OpenAI has introduced a new measurement benchmark to ensure that language models provide more accurate answers based on verified facts.
The company in an announcement on 30 October said the new benchmark known as SimpleQA will aid in measuring the factuality of language models, with a focus on getting models to correctly answer short, fact-seeking questions.
Solving the problem of factuality
Anyone who has used generative AI chatbots such as ChatGPT knows that they give inaccurate or factually incorrect answers many times.
This is because training models that produce factually correct responses is challenging in the AI space.
As a result, current language models often produce false outputs or answers unsubstantiated by evidence, a problem known as “hallucinations”.
It is also difficult to measure the factuality of such evidence, but OpenAI seeks to correct this With SimpleQA, The company is focusing on measuring the factuality of answers to short, fact-seeking questions rather than long ones.
While this reduces the usefulness of the new benchmark, it is easier to track the factuality of such responses.

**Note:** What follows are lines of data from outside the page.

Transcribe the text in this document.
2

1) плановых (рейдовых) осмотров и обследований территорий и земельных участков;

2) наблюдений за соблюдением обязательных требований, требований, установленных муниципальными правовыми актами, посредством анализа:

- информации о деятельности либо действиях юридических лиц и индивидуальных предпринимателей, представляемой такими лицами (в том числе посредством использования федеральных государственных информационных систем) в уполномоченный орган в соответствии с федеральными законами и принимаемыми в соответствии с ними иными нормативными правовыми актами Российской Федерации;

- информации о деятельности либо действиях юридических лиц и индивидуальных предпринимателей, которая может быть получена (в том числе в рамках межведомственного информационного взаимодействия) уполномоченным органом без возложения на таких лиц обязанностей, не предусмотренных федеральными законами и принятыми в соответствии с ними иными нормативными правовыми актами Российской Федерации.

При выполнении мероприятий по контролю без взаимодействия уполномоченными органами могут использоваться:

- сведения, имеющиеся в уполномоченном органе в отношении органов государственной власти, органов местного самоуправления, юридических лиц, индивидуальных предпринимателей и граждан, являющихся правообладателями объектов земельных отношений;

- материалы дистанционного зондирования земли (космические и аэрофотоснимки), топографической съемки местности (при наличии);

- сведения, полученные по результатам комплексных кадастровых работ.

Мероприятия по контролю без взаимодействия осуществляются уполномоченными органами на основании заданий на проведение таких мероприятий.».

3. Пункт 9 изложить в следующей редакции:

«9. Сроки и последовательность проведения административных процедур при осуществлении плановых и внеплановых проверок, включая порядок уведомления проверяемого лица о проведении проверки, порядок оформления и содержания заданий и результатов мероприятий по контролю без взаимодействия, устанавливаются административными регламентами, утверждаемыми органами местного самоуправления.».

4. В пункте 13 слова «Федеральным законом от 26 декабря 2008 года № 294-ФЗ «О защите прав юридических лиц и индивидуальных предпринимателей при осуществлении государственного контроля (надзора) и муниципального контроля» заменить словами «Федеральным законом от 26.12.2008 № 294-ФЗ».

The training dataset, according to OpenAI will have high correctness and diversity, with challenging design for frontier models and a good researcher UX.
The process
To build SimpleQA, OpenAI hired AI trainers to browse the web and create short, fact-seeking questions and corresponding answers.
Questions included in the dataset must meet a strict set of criteria, one of which is that a second, independent AI trainer answered each question without seeing the original response. Only questions where both AI trainers’ answers agreed were included.
To finally verify the quality of the dataset, a third AI trainer answered a random sample of 1,000 questions from the dataset, which matched the original agreed answers 94.4% of the time, with a 5.6% disagreement rate, ensuring a high level of factuality.